Pub Date : 2025-01-01Epub Date: 2024-09-03DOI: 10.1080/14737167.2024.2398487
Anjana Mohan, Haluk Damgacioglu, Ashish A Deshmukh, Hua Chen, Matthew Wanat, Ekere James Essien, Rutugandha Paranjpe, Bilqees Fatima, Susan Abughosh
Objective: Despite the beneficial effects of DOACs, suboptimal adherence is widely documented, and real-world adherence is lower than in clinical trials. The objective of this study is to compare the cost-effectiveness of apixaban versus rivaroxaban for stroke prevention by incorporating real-world adherence from the US payer's perspective.
Methods: We developed a Markov model with three health states to evaluate the total costs and quality-adjusted life years (QALY) at a willingness to pay threshold of $100,000. The population was a hypothetical cohort of 65-year-old patients with moderate to high stroke risk. The transition probabilities of healthy adherent, nonadherent, and stroke were obtained from a Medicare Advantage Plan. The utilities and costs were obtained from prior clinical studies. Deterministic and probabilistic sensitivity analyses were conducted.
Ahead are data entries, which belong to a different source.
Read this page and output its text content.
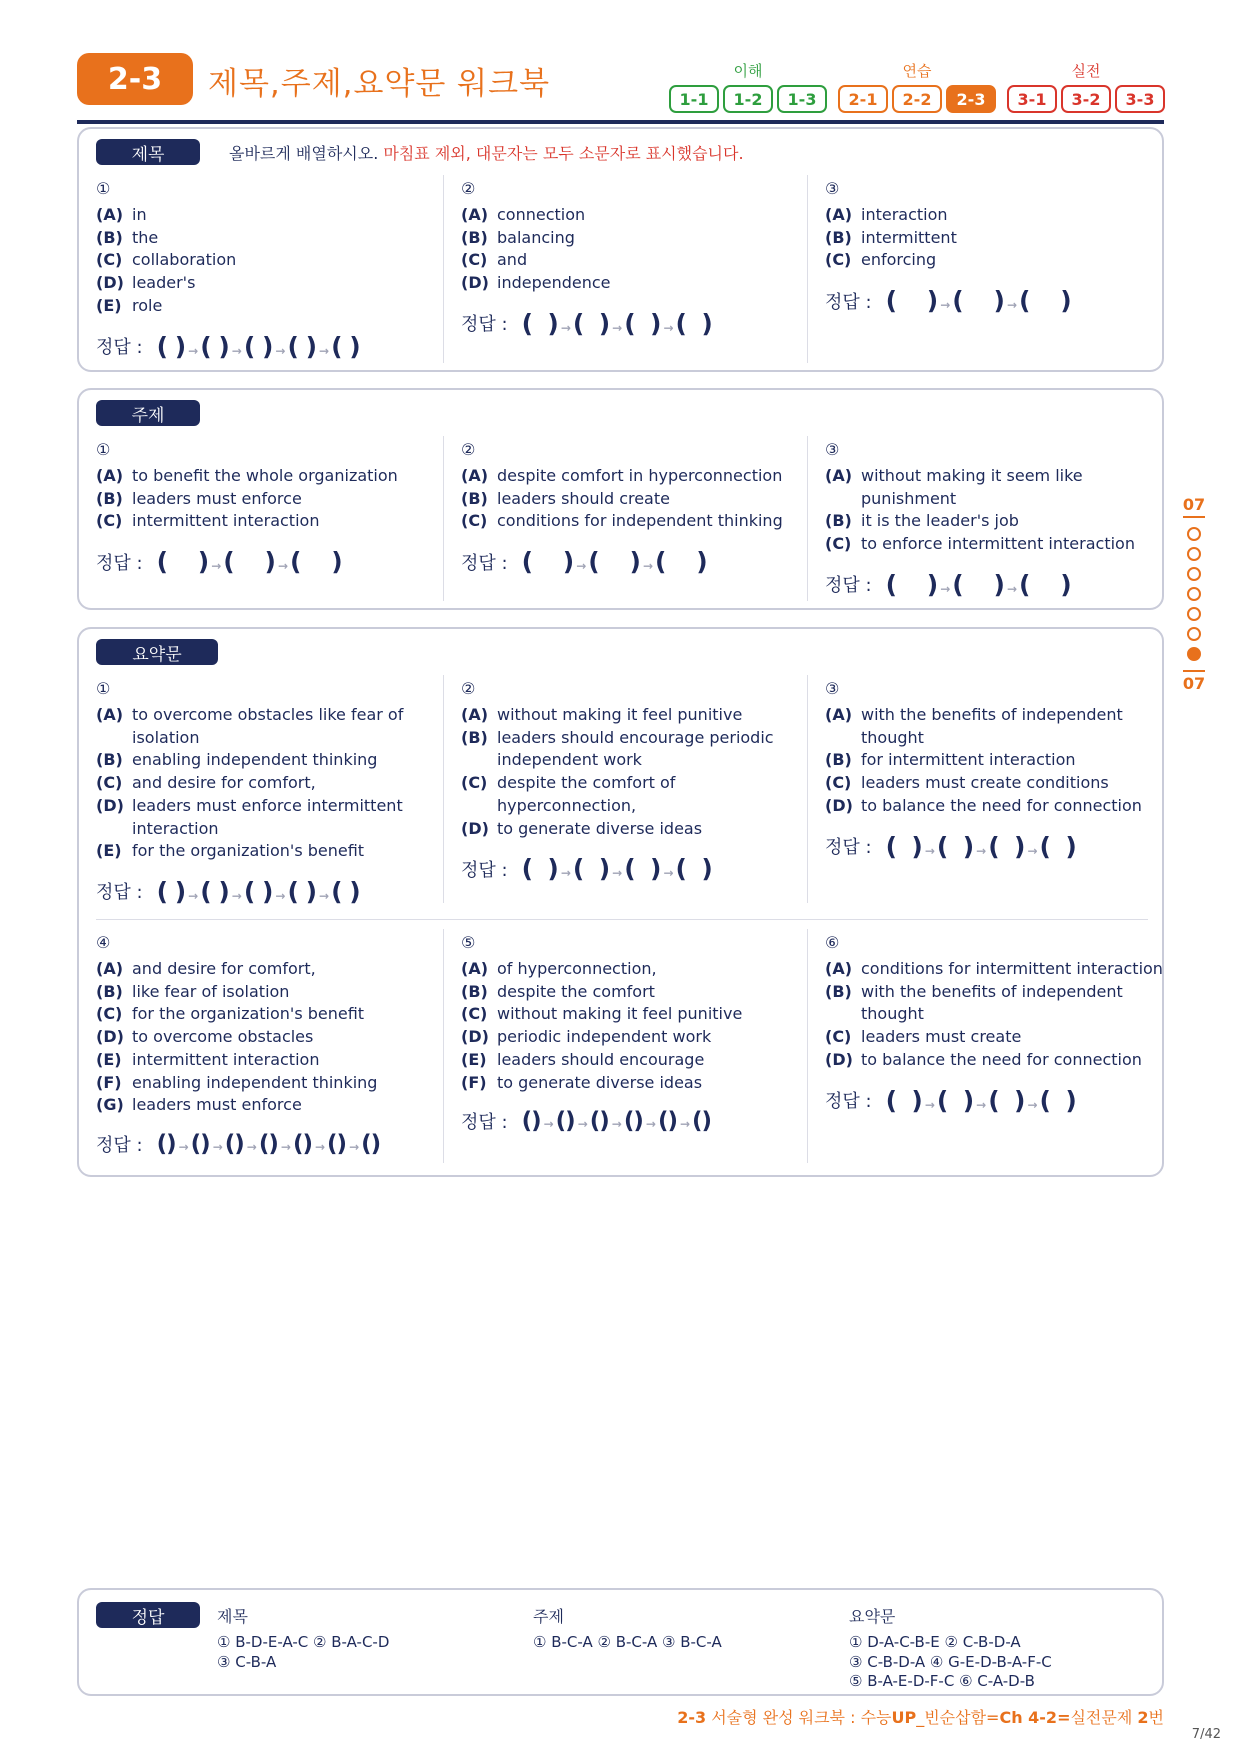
2-3	제목,주제,요약문 워크북	이해
1-1	1-2	1-3
연습
2-1	2-2	2-3
실전
3-1	3-2	3-3
제목	올바르게 배열하시오. 마침표 제외, 대문자는 모두 소문자로 표시했습니다.
①
(A) in
(B) the
(C) collaboration
(D) leader's
(E) role
정답 : ( ) → ( ) → ( ) → ( ) → ( )
②
(A) connection
(B) balancing
(C) and
(D) independence
정답 : (  ) → (  ) → (  ) → (  )
③
(A) interaction
(B) intermittent
(C) enforcing
정답 : (    ) → (    ) → (    )
주제
①
(A) to benefit the whole organization
(B) leaders must enforce
(C) intermittent interaction
정답 : (    ) → (    ) → (    )
②
(A) despite comfort in hyperconnection
(B) leaders should create
(C) conditions for independent thinking
정답 : (    ) → (    ) → (    )
③
(A) without making it seem like punishment
(B) it is the leader's job
(C) to enforce intermittent interaction
정답 : (    ) → (    ) → (    )
요약문
①
(A) to overcome obstacles like fear of isolation
(B) enabling independent thinking
(C) and desire for comfort,
(D) leaders must enforce intermittent interaction
(E) for the organization's benefit
정답 : ( ) → ( ) → ( ) → ( ) → ( )
②
(A) without making it feel punitive
(B) leaders should encourage periodic independent work
(C) despite the comfort of hyperconnection,
(D) to generate diverse ideas
정답 : (  ) → (  ) → (  ) → (  )
③
(A) with the benefits of independent thought
(B) for intermittent interaction
(C) leaders must create conditions
(D) to balance the need for connection
정답 : (  ) → (  ) → (  ) → (  )
④
(A) and desire for comfort,
(B) like fear of isolation
(C) for the organization's benefit
(D) to overcome obstacles
(E) intermittent interaction
(F) enabling independent thinking
(G) leaders must enforce
정답 : () → () → () → () → () → () → ()
⑤
(A) of hyperconnection,
(B) despite the comfort
(C) without making it feel punitive
(D) periodic independent work
(E) leaders should encourage
(F) to generate diverse ideas
정답 : () → () → () → () → () → ()
⑥
(A) conditions for intermittent interaction
(B) with the benefits of independent thought
(C) leaders must create
(D) to balance the need for connection
정답 : (  ) → (  ) → (  ) → (  )
07
07
정답	제목
① B-D-E-A-C ② B-A-C-D
③ C-B-A
주제
① B-C-A ② B-C-A ③ B-C-A
요약문
① D-A-C-B-E ② C-B-D-A
③ C-B-D-A ④ G-E-D-B-A-F-C
⑤ B-A-E-D-F-C ⑥ C-A-D-B
2-3 서술형 완성 워크북 : 수능UP_빈순삽함=Ch 4-2=실전문제 2번
7/42
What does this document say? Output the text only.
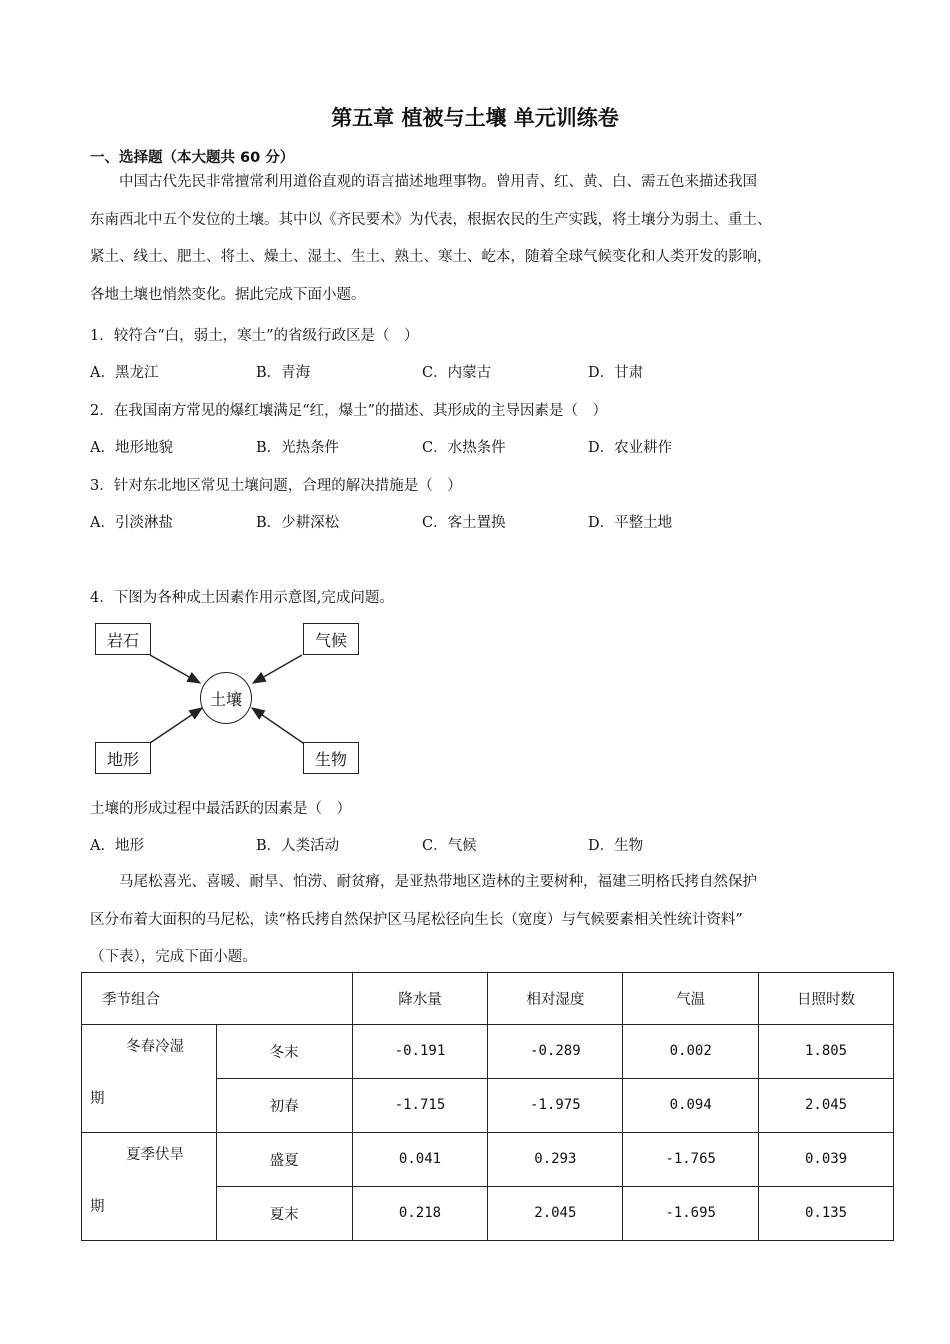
第五章 植被与土壤 单元训练卷
一、选择题（本大题共 60 分）
中国古代先民非常擅常利用道俗直观的语言描述地理事物。曾用青、红、黄、白、需五色来描述我国
东南西北中五个发位的土壤。其中以《齐民要术》为代表，根据农民的生产实践，将土壤分为弱土、重土、
紧土、线土、肥土、将土、燥土、湿土、生土、熟土、寒土、屹本，随着全球气候变化和人类开发的影响，
各地土壤也悄然变化。据此完成下面小题。
1．较符合“白，弱土，寒土”的省级行政区是（　）
A．黑龙江	B．青海	C．内蒙古	D．甘肃
2．在我国南方常见的爆红壤满足“红，爆土”的描述、其形成的主导因素是（　）
A．地形地貌	B．光热条件	C．水热条件	D．农业耕作
3．针对东北地区常见土壤问题，合理的解决措施是（　）
A．引淡淋盐	B．少耕深松	C．客土置换	D．平整土地
4．下图为各种成土因素作用示意图,完成问题。
岩石	气候
土壤
地形	生物
土壤的形成过程中最活跃的因素是（　）
A．地形	B．人类活动	C．气候	D．生物
马尾松喜光、喜暖、耐旱、怕涝、耐贫瘠，是亚热带地区造林的主要树种，福建三明格氏拷自然保护
区分布着大面积的马尼松，读“格氏拷自然保护区马尾松径向生长（宽度）与气候要素相关性统计资料”
（下表），完成下面小题。
季节组合		降水量	相对湿度	气温	日照时数

冬春冷湿
期	冬末	-0.191	-0.289	0.002	1.805
	初春	-1.715	-1.975	0.094	2.045

夏季伏旱
期	盛夏	0.041	0.293	-1.765	0.039
	夏末	0.218	2.045	-1.695	0.135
Results: Apixaban was cost-effective than rivaroxaban at a willingness to pay threshold of $100,000. Apixaban yielded an additional 0.12 QALYs at a cost of $1904.39, resulting in an incremental cost-effectiveness ratio (ICER) of $16,279.25 per QALY gained. The Monte Carlo simulations indicated that apixaban was cost-effective at 89.67% of simulations. The ICER results were impacted by the medical costs among nonadherent patients.
Conclusion: After incorporating adherence, apixaban 5 mg was a cost-effective alternative to rivaroxaban 20 mg for stroke prevention among elderly atrial fibrillation (AF) patients.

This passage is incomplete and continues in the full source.